Meet the Muir Wood Speaker

Peter K. Kaiser

About the Speaker

Dr. Peter Kaiser is a graduate of the Federal Institute of Technology in Zurich, Switzerland, and the University of Alberta in Edmonton, Canada. Since 1987 until his recent retirement, he was Professor and Chair for Rock Engineering and Ground Control at the Bharti School of Engineering of Laurentian University in Sudbury, Canada. In 2000, he was seconded to the Centre for Excellence in Mining Innovation (CEMI) as Founding Director and then as Director of the Rio Tinto Centre for Underground Mine Construction (RTC-UMC). He also holds an Adjunct Professorship at the University of Waterloo in Canada.

Dr. Kaiser is the author of more than 300 technical and scientific geomechanics publications. He has received many awards including awards from the International Society for Rock Mechanics, the Canadian Geotechnical Society and the Canadian Institute of Mining. He is a Fellow of the Engineering Institute of Canada (EIC) and the Canadian Academy of Engineers and, in 2013, was awarded the Julian C. Smith Medal of for his "Achievements in the Development of Canada" and was named the “Tunneller of the Year” by the Tunnelling Association of Canada. He was recently selected to present the 2016 MTS lecture at the 50th U.S. Rock Mechanics Symposium in Houston, Texas, where he plans to cover a complementary topic “Underground rock engineering to match the rock - A fresh look at old problems”. He is a specialist in applied research for underground construction and mining. His interests lie in geomechanics, mine design, rock engineering and the application of innovative technologies to increase mine safety and productivity. He brings extensive experience from both the industrial and academic sectors, having served as consultant to numerous consulting companies, mines, and public agencies. He has supported contractors, mining companies and public sector clients during Coroner’s inquests and litigations on four continents.


About the Muir Wood Lecture

Ground Support for Deep Underground Construction
Challenges of managing highly stressed ground in civil and mining projects

For the economic and safe construction of deep tunnels, a contractor has to be presented with efficient and effective support systems, i.e., support classes that can be rapidly installed and are effective in managing stress-fractured ground. For this purpose, it is necessary to properly anticipate the actual rock mass behaviour and to provide flexible but reliable means of ground control. In mining, mining-induced stresses changes further damage rock near excavations and excessive rehabilitation often causes undesirable delays and costs. In these situations, a deformation-based support design approach is needed to prevent overloading of the rock support system by excessive deformations and to sequence the support installation for optimal support performance.

In conditions where stress-driven failure produces a zone of fractured rock near an excavation, engineering for constructability basically involves three aspects: (1) retention of broken rock near the face; (2) control of deformations due to the bulking of fractured rock, and (3) dissipation of energy if failure occurs in a violent manner. In practice, robust engineering approaches that handle these three aspects well facilitate cost-effective construction processes by ensuring that all construction tools work well. Within this framework, the lecture will focus on the following technical topics:

  • overcoming challenges in rock mass strength determination for deep excavations;
  • understanding limitations of standard rock support design approaches;
  • overcoming challenge of deformation control in tunnels experiencing static and dynamic failure processes; and
  • selecting efficiently and effective support systems for economic construction.

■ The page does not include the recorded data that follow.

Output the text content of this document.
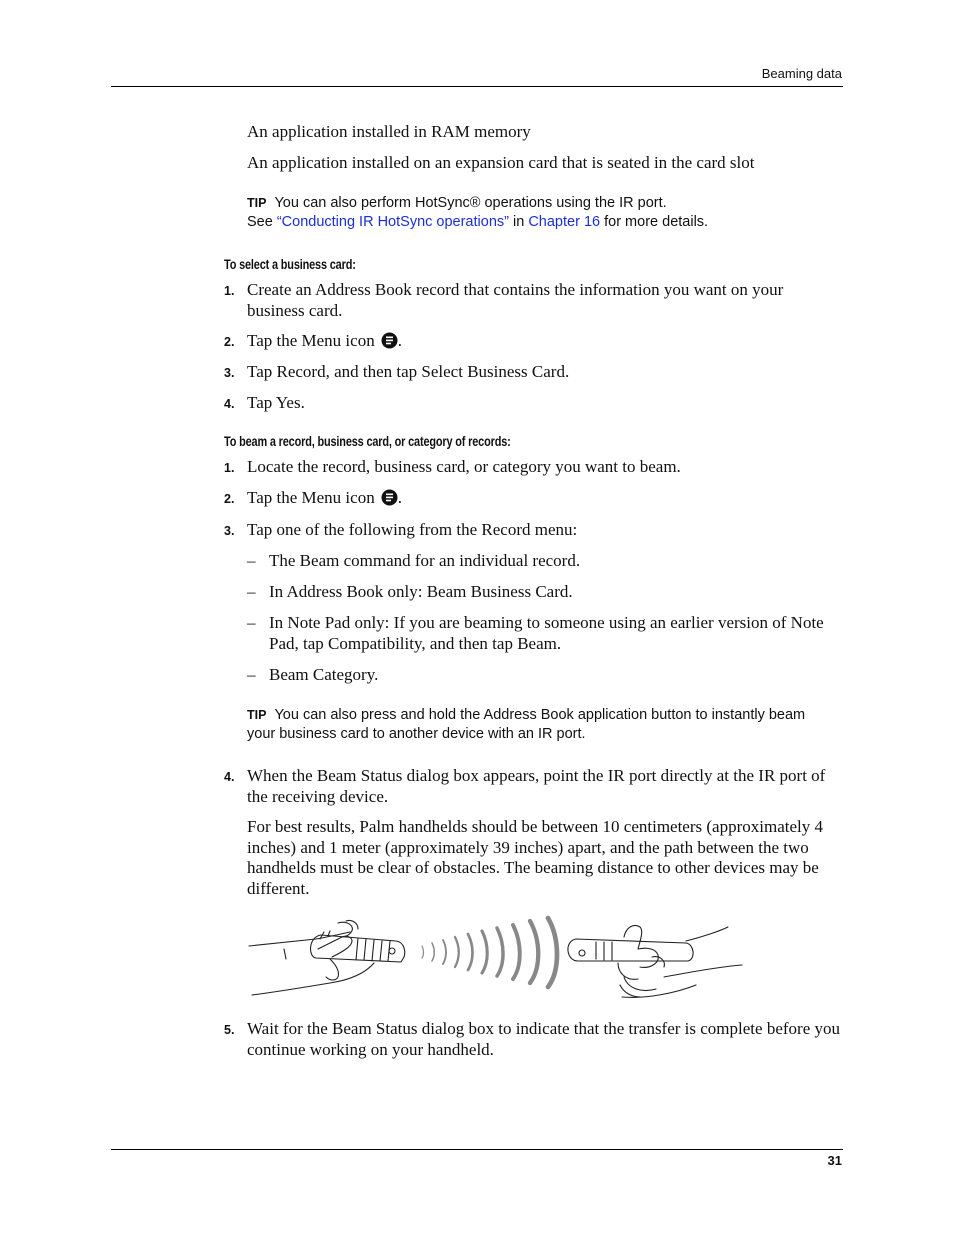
Beaming data
An application installed in RAM memory
An application installed on an expansion card that is seated in the card slot
TIP You can also perform HotSync® operations using the IR port.
See “Conducting IR HotSync operations” in Chapter 16 for more details.
To select a business card:
1. Create an Address Book record that contains the information you want on your business card.
2. Tap the Menu icon .
3. Tap Record, and then tap Select Business Card.
4. Tap Yes.
To beam a record, business card, or category of records:
1. Locate the record, business card, or category you want to beam.
2. Tap the Menu icon .
3. Tap one of the following from the Record menu:
– The Beam command for an individual record.
– In Address Book only: Beam Business Card.
– In Note Pad only: If you are beaming to someone using an earlier version of Note Pad, tap Compatibility, and then tap Beam.
– Beam Category.
TIP You can also press and hold the Address Book application button to instantly beam your business card to another device with an IR port.
4. When the Beam Status dialog box appears, point the IR port directly at the IR port of the receiving device.
For best results, Palm handhelds should be between 10 centimeters (approximately 4 inches) and 1 meter (approximately 39 inches) apart, and the path between the two handhelds must be clear of obstacles. The beaming distance to other devices may be different.
5. Wait for the Beam Status dialog box to indicate that the transfer is complete before you continue working on your handheld.
31
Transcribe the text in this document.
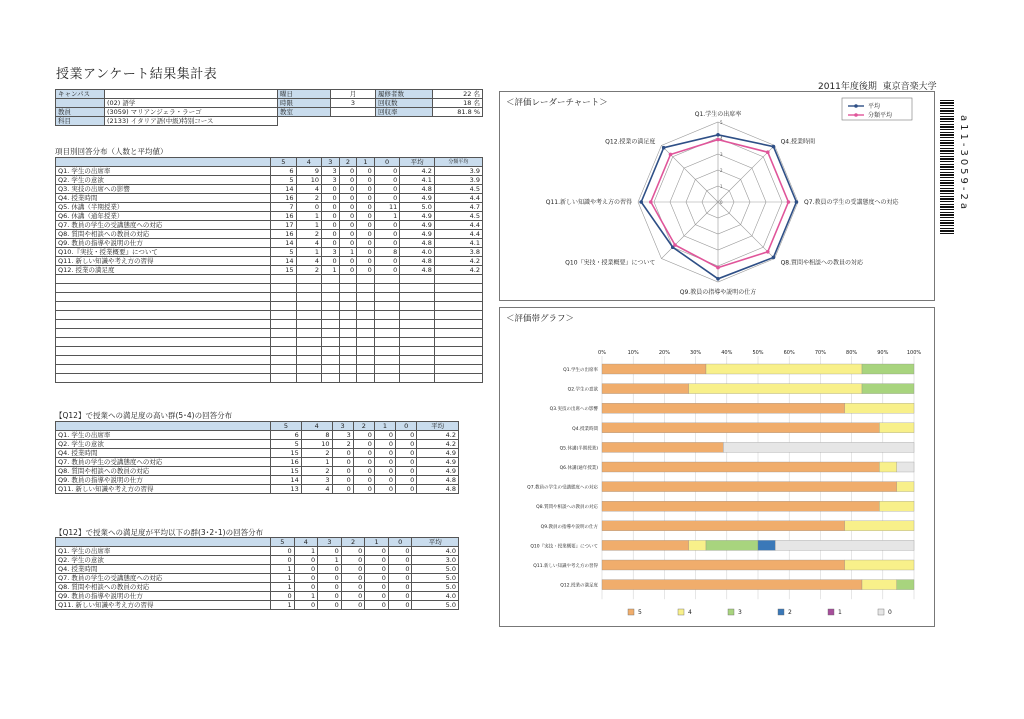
授業アンケート結果集計表
2011年度後期 東京音楽大学
キャンパス		曜日	月	履修者数	22 名
	(02) 語学	時限	3	回収数	18 名
教員	(3059) マリアンジェラ・ラーゴ	教室		回収率	81.8 %
科目	(2133) イタリア語(中級)特別コース				
項目別回答分布（人数と平均値）
	5	4	3	2	1	0	平均	分類平均
Q1. 学生の出席率	6	9	3	0	0	0	4.2	3.9
Q2. 学生の意欲	5	10	3	0	0	0	4.1	3.9
Q3. 実技の出席への影響	14	4	0	0	0	0	4.8	4.5
Q4. 授業時間	16	2	0	0	0	0	4.9	4.4
Q5. 休講（半期授業）	7	0	0	0	0	11	5.0	4.7
Q6. 休講（通年授業）	16	1	0	0	0	1	4.9	4.5
Q7. 教員の学生の受講態度への対応	17	1	0	0	0	0	4.9	4.4
Q8. 質問や相談への教員の対応	16	2	0	0	0	0	4.9	4.4
Q9. 教員の指導や説明の仕方	14	4	0	0	0	0	4.8	4.1
Q10.『実技・授業概要』について	5	1	3	1	0	8	4.0	3.8
Q11. 新しい知識や考え方の習得	14	4	0	0	0	0	4.8	4.2
Q12. 授業の満足度	15	2	1	0	0	0	4.8	4.2

【Q12】で授業への満足度の高い群(5･4)の回答分布
	5	4	3	2	1	0	平均
Q1. 学生の出席率	6	8	3	0	0	0	4.2
Q2. 学生の意欲	5	10	2	0	0	0	4.2
Q4. 授業時間	15	2	0	0	0	0	4.9
Q7. 教員の学生の受講態度への対応	16	1	0	0	0	0	4.9
Q8. 質問や相談への教員の対応	15	2	0	0	0	0	4.9
Q9. 教員の指導や説明の仕方	14	3	0	0	0	0	4.8
Q11. 新しい知識や考え方の習得	13	4	0	0	0	0	4.8
【Q12】で授業への満足度が平均以下の群(3･2･1)の回答分布
	5	4	3	2	1	0	平均
Q1. 学生の出席率	0	1	0	0	0	0	4.0
Q2. 学生の意欲	0	0	1	0	0	0	3.0
Q4. 授業時間	1	0	0	0	0	0	5.0
Q7. 教員の学生の受講態度への対応	1	0	0	0	0	0	5.0
Q8. 質問や相談への教員の対応	1	0	0	0	0	0	5.0
Q9. 教員の指導や説明の仕方	0	1	0	0	0	0	4.0
Q11. 新しい知識や考え方の習得	1	0	0	0	0	0	5.0
＜評価レーダーチャート＞
0
1
2
3
4
5
Q1.学生の出席率
Q4.授業時間
Q7.教員の学生の受講態度への対応
Q8.質問や相談への教員の対応
Q9.教員の指導や説明の仕方
Q10『実技・授業概要』について
Q11.新しい知識や考え方の習得
Q12.授業の満足度
平均
分類平均
＜評価帯グラフ＞
0%	10%	20%	30%	40%	50%	60%	70%	80%	90%	100%
Q1.学生の出席率
Q2.学生の意欲
Q3.実技の出席への影響
Q4.授業時間
Q5.休講(半期授業)
Q6.休講(通年授業)
Q7.教員の学生の受講態度への対応
Q8.質問や相談への教員の対応
Q9.教員の指導や説明の仕方
Q10『実技・授業概要』について
Q11.新しい知識や考え方の習得
Q12.授業の満足度
5	4	3	2	1	0
a11-3059-2a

The author draws on experiences in deep mining and Alpine tunnelling where static and dynamic failure processes caused shallow and deep-seated rock mass failure. Findings from collaborative research and “real world” experiences will be merged to highlight sound engineering design practices that respect the reality of construction and the demand for workplace safety.

The primary conclusion highlights the need for improvements in better anticipating the rock mass behaviour at the tender stage and the need to design ground control measures from a perspective of practicality and deformation compatibility.